Poet and activist from Bangladesh

Rafiq Uddin Ahmed (রফিক উদ্দিন আহমদ) (30 October 1926 – 21 February 1952) was a protester killed during the Bengali language movement that took place in East Pakistan (currently Bangladesh) in 1952. He is considered a martyr in Bangladesh.

==Early life==
Ahmed was born October 30, 1926, in Paril village (renamed 'Rafiqnagar'), Singair, Manikganj District, East Bengal, British Raj. His father's name was Abdul Latif, and his mother's name was Rafiza Khatun. Rafiq was the eldest son of the couple's five sons and two daughters. Rafiq's paternal grandfather is Mohammad Makhimul Alam. He passed his matriculation from Baira School in 1949. He studied the Intermediate level at Debendra College but dropped out before finishing. He moved to Dhaka and started working in a printing press owned by his father. In Dhaka, he was admitted to the Department of Accounting Science at the then Jagannath College.
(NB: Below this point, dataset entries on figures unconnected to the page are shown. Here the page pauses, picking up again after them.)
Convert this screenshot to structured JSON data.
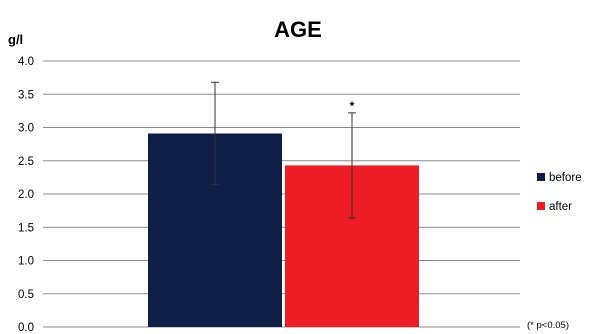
{
  "chart_data": {
    "type": "bar",
    "title": "AGE",
    "ylabel": "g/l",
    "xlabel": "",
    "ylim": [
      0,
      4.0
    ],
    "yticks": [
      0.0,
      0.5,
      1.0,
      1.5,
      2.0,
      2.5,
      3.0,
      3.5,
      4.0
    ],
    "ytick_labels": [
      "0.0",
      "0.5",
      "1.0",
      "1.5",
      "2.0",
      "2.5",
      "3.0",
      "3.5",
      "4.0"
    ],
    "grid": true,
    "legend_position": "right",
    "series": [
      {
        "name": "before",
        "value": 2.91,
        "error": 0.77,
        "color": "#0f1e45",
        "significance": ""
      },
      {
        "name": "after",
        "value": 2.43,
        "error": 0.79,
        "color": "#ee1c25",
        "significance": "*"
      }
    ],
    "annotation": "(* p<0.05)"
  }
}
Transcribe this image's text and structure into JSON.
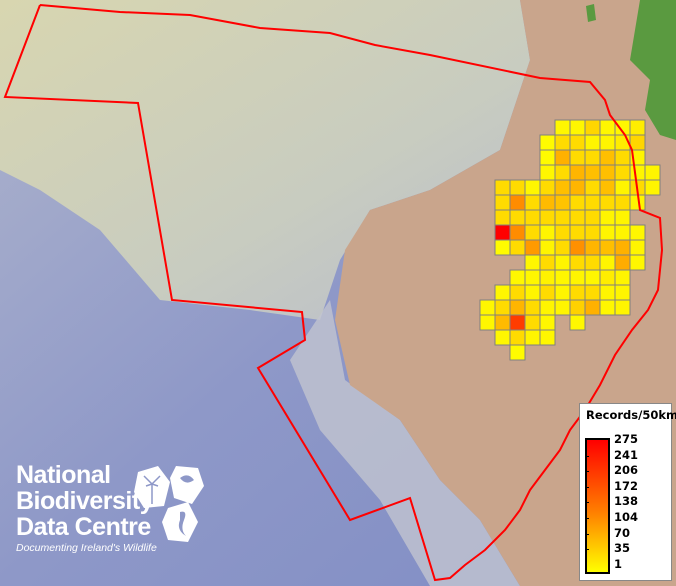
{
  "legend": {
    "title": "Records/50km",
    "ticks": [
      "275",
      "241",
      "206",
      "172",
      "138",
      "104",
      "70",
      "35",
      "1"
    ],
    "color_low": "#ffff00",
    "color_high": "#ff0000",
    "min": 1,
    "max": 275
  },
  "logo": {
    "line1": "National",
    "line2": "Biodiversity",
    "line3": "Data Centre",
    "tagline": "Documenting Ireland's Wildlife"
  },
  "colors": {
    "boundary": "#ff0000",
    "grid_border": "#808080",
    "land": "#c9a58c",
    "shelf": "#d6d2ac",
    "ocean": "#8f99c9",
    "vegetation": "#5a9a40"
  },
  "record_grid": {
    "description_units": "records per 50km square",
    "rows": [
      {
        "row": 0,
        "start_col": 5,
        "values": [
          10,
          10,
          45,
          10,
          10,
          20
        ]
      },
      {
        "row": 1,
        "start_col": 4,
        "values": [
          5,
          40,
          40,
          12,
          12,
          20,
          45
        ]
      },
      {
        "row": 2,
        "start_col": 4,
        "values": [
          5,
          85,
          40,
          40,
          70,
          40,
          12
        ]
      },
      {
        "row": 3,
        "start_col": 4,
        "values": [
          10,
          40,
          80,
          70,
          70,
          40,
          12,
          12
        ]
      },
      {
        "row": 4,
        "start_col": 1,
        "values": [
          40,
          40,
          10,
          40,
          70,
          80,
          40,
          70,
          12,
          40,
          12
        ]
      },
      {
        "row": 5,
        "start_col": 1,
        "values": [
          40,
          125,
          40,
          75,
          65,
          40,
          40,
          40,
          40,
          12
        ]
      },
      {
        "row": 6,
        "start_col": 1,
        "values": [
          40,
          40,
          40,
          40,
          40,
          40,
          40,
          12,
          12
        ]
      },
      {
        "row": 7,
        "start_col": 1,
        "values": [
          275,
          125,
          40,
          12,
          40,
          40,
          40,
          12,
          12,
          10
        ]
      },
      {
        "row": 8,
        "start_col": 1,
        "values": [
          5,
          40,
          110,
          12,
          40,
          120,
          80,
          70,
          85,
          12
        ]
      },
      {
        "row": 9,
        "start_col": 3,
        "values": [
          10,
          40,
          12,
          40,
          40,
          12,
          90,
          10
        ]
      },
      {
        "row": 10,
        "start_col": 2,
        "values": [
          8,
          10,
          15,
          10,
          12,
          10,
          20,
          12
        ]
      },
      {
        "row": 11,
        "start_col": 1,
        "values": [
          10,
          40,
          12,
          40,
          12,
          40,
          40,
          12,
          12
        ]
      },
      {
        "row": 12,
        "start_col": 0,
        "values": [
          10,
          40,
          80,
          40,
          12,
          12,
          50,
          85,
          10,
          12
        ]
      },
      {
        "row": 13,
        "start_col": 0,
        "values": [
          10,
          75,
          210,
          40,
          10
        ]
      },
      {
        "row": 13,
        "start_col": 6,
        "values": [
          8
        ]
      },
      {
        "row": 14,
        "start_col": 1,
        "values": [
          10,
          40,
          12,
          10
        ]
      },
      {
        "row": 15,
        "start_col": 2,
        "values": [
          5
        ]
      }
    ]
  }
}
== Bengali Language Movement ==
Ahmed was active in the student protest demanding Bengali be made the national language of Pakistan on 21 February 1952, despite Section 144 (curfew) at Dhaka University. When police opened fire at the demonstration in front of Dhaka Medical College premises, Rafiq was shot in the head and died immediately. His body was found on the east side of Room 5 of the medical hostel. Six to seven agitators found his body on the porch behind the Anatomy Hall. He was buried at Azimpur Graveyard under guard of the Pakistan Army. His grave, though, was lost and could not be identified later.

==Legacy==
He was awarded Ekushey Padak posthumously in the year 2000 for his sacrifice. His village has been renamed from Paril to Rafiqnagar, and Bhasha Shaheed Rafiq Uddin Ahmad Library and Memorial Museum was created in his village in February 2010. The museum in memoriam of Rafiq was erected as a testament to the patriotism and courage he displayed as a martyr of the movement. The museum is quite empty and does not house many significant artifacts or memorabilia. Shaheed Rafiq Smriti Pathagar is a library in Manikganj named after him and was established in 2004. "Chander Moto Chandro Bindu" is a play based on his memoirs.